Major college basketball programs will soon be on the court and before the court.
The college basketball season is just around the corner, and so is the upcoming season for NCAA prosecutions of high-profile schools linked to major rules violations.
The NCAA recently hit the University of Kansas and its head coach, Bill Self, with allegations of major infractions. Now, as NCAA officials suggested previously, the rules-enforcing organization is advising fans to stay tuned for more charges aimed at more schools.
NCAA Infractions Committee member Carol Cartwright recently wrote NCAA Vice President of Enforcement Jon Duncan to inform him that the committee’s “preference” is for no additional notices of inquiry to be filed before Nov. 20, but promising that “more cases will follow in the coming months.”
In addition to Kansas, the NCAA has targeted North Carolina State and its former head coach, Mark Gottfried, with allegations of misconduct.
In a lesser-known case, the NCAA this week hit Georgia Tech for rules violations. The school was banned from postseason play for the upcoming season, a minor penalty since Georgia Tech has struggled of late. But it also put the school on four years of probation and imposed other penalties that include a reduction in scholarships, limits on recruiting and fines. The NCAA not only imposed a set fine of $5,000, but it also ordered the basketball program to forfeit 2 percent of the program’s budget.

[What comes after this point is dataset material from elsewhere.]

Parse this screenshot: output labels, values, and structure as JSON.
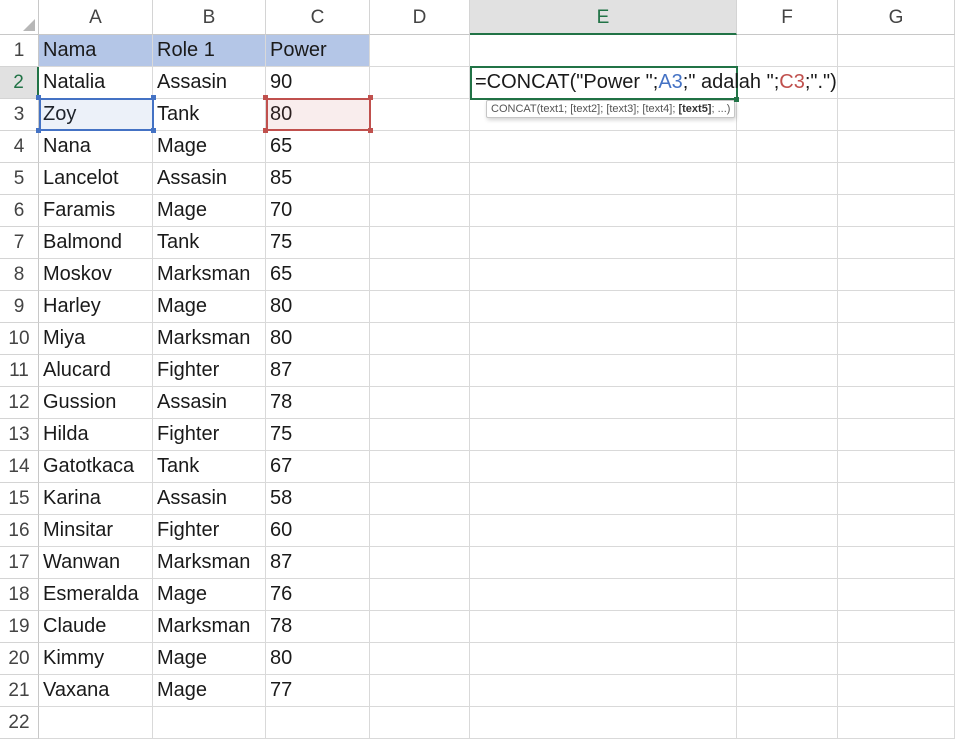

The Georgia Tech penalties are not related to the FBI’s investigation of corruption in college basketball. But the charges against Kansas and North Carolina State are.
Federal authorities conducted a long-running inquiry into the relationship between major shoe companies and their payoffs to high-profile athletes on behalf of their favored schools.
The NCAA is following the feds’ prosecution road map to put together what could be devastating cases against college basketball royalty.